Después de muchas luchas interiores, San Agustín, movido por la gracia de Dios y sostenido por la oración y el sacrificio de su madre Santa Mónica, supo finalmente responder a la invitación del Padre Celestial.

Entonces descubrió la verdadera belleza; aquella belleza que existe desde siempre y permanece para siempre, que jamás se agota y que será la fuente de inefable alegría para todos los que aman a Dios en la vida eterna.

Quien ha descubierto esta verdadera belleza, entiende bien estas palabras del Mensaje del Padre a la Madre Eugenia:“Yo os mostraré esta fuente [las aguas de la salvación] dándome a conocer tal como soy. Entonces (…), vuestros males serán curados, vuestros miedos se desvanecerán, vuestra alegría será grande y vuestro amor encontrará una seguridad que nunca antes había experimentado.” 

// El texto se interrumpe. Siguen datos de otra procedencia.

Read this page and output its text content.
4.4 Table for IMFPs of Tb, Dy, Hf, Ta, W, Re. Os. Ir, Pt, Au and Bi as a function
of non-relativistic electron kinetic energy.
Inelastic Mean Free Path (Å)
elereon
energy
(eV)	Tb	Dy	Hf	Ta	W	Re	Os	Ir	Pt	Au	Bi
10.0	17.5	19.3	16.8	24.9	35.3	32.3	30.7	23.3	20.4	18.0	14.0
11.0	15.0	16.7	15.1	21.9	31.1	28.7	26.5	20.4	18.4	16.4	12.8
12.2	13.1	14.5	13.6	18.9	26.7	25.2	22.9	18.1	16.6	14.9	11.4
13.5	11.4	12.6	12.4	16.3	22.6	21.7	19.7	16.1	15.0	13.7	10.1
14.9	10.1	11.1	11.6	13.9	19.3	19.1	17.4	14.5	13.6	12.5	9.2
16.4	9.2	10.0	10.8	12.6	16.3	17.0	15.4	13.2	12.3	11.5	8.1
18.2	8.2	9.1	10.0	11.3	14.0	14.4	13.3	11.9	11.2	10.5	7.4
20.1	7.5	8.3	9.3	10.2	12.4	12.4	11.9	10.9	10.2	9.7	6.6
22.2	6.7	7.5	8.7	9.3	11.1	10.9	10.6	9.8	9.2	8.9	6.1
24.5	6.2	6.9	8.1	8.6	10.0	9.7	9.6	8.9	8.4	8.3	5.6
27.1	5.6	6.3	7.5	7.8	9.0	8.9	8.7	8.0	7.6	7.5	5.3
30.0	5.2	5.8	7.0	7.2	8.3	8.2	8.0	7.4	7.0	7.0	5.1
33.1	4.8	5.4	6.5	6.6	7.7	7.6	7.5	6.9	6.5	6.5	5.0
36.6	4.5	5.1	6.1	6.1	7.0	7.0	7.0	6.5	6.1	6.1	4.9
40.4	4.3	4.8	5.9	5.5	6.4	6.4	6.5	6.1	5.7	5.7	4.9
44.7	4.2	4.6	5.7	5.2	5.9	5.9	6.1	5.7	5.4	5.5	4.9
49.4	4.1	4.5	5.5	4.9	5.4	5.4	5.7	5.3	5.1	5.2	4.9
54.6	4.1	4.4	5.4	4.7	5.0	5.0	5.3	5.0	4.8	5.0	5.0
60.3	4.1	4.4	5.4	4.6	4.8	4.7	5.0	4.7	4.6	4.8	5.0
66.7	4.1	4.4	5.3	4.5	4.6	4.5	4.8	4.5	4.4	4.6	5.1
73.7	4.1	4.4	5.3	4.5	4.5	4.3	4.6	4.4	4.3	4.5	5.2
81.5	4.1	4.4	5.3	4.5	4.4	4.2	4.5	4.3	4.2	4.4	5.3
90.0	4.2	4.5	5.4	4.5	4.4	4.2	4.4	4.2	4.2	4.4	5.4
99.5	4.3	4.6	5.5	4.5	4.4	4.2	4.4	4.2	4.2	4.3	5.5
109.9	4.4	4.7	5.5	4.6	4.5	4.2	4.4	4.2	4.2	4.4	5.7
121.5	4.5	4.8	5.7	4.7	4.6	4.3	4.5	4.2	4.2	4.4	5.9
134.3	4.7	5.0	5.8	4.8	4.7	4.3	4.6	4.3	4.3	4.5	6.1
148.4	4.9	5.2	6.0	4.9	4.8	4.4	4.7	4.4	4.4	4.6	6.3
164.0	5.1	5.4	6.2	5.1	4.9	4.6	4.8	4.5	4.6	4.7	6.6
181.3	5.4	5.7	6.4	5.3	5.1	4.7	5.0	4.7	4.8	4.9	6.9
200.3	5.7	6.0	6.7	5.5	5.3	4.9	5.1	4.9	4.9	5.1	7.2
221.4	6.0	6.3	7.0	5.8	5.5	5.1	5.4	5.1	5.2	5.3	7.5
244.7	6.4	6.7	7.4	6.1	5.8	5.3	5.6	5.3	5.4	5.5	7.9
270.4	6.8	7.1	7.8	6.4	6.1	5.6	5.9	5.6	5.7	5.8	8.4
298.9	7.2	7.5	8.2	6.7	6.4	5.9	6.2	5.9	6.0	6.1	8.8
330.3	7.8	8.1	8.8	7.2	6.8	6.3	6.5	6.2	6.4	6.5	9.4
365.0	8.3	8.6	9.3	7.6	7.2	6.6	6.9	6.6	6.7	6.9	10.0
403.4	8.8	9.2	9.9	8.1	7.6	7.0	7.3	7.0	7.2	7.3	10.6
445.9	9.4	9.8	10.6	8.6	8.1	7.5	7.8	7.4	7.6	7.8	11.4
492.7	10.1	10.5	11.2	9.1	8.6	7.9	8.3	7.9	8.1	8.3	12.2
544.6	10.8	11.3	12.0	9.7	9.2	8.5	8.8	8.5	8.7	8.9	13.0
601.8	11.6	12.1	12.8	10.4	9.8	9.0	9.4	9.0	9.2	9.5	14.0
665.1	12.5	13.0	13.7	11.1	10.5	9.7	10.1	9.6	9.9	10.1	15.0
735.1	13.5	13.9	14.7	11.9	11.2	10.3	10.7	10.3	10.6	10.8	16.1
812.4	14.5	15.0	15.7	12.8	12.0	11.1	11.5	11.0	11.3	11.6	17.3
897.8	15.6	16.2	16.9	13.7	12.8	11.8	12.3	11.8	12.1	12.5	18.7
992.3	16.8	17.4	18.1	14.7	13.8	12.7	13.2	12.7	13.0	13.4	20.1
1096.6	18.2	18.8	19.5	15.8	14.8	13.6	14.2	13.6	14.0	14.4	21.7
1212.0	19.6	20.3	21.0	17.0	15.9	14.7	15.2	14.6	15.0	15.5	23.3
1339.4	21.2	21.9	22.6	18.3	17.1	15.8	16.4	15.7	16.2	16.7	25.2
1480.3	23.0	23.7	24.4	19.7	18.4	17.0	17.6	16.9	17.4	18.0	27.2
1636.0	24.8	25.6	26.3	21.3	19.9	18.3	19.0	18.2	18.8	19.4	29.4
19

¡Esto fue lo que vivió San Agustín! Fue curado de sus apetencias terrenales, que lo tenían atado y querían impedirle descubrir la verdadera belleza. Así, pudo dejar atrás la vida de confusión y de pecado, porque un amor más grande, el único amor verdadero, el amor del Padre lo venció e iluminó su alma.

En su exclamación “¡Tarde te amé!” resuena su pesar de no haber conocido a Dios antes. En efecto, San Agustín tiene razón: cada día en que no amamos a Dios es de lamentarse. Dichoso el hijo que permanece siempre junto a su padre y no despilfarra su herencia con malas mujeres (cf. Lc 15,13).

A toda persona que vive una verdadera conversión le queda claro esto: ¡Ni un solo día más sin Dios! ¡Ni una hora! ¡Ni un instante!

Sin embargo, el Señor es infinitamente bondadoso. Él da su recompensa incluso al que llega a la última hora del día (cf. Mt 20,1-15). Agustín lo amó tarde, pero no demasiado tarde… ¡Y cuánta bendición ha derramado el Padre sobre la Iglesia a través de la conversión de este santo!

¡Gracias, Padre! ¡Gracias, San Agustín! ¡Gracias, Santa Mónica!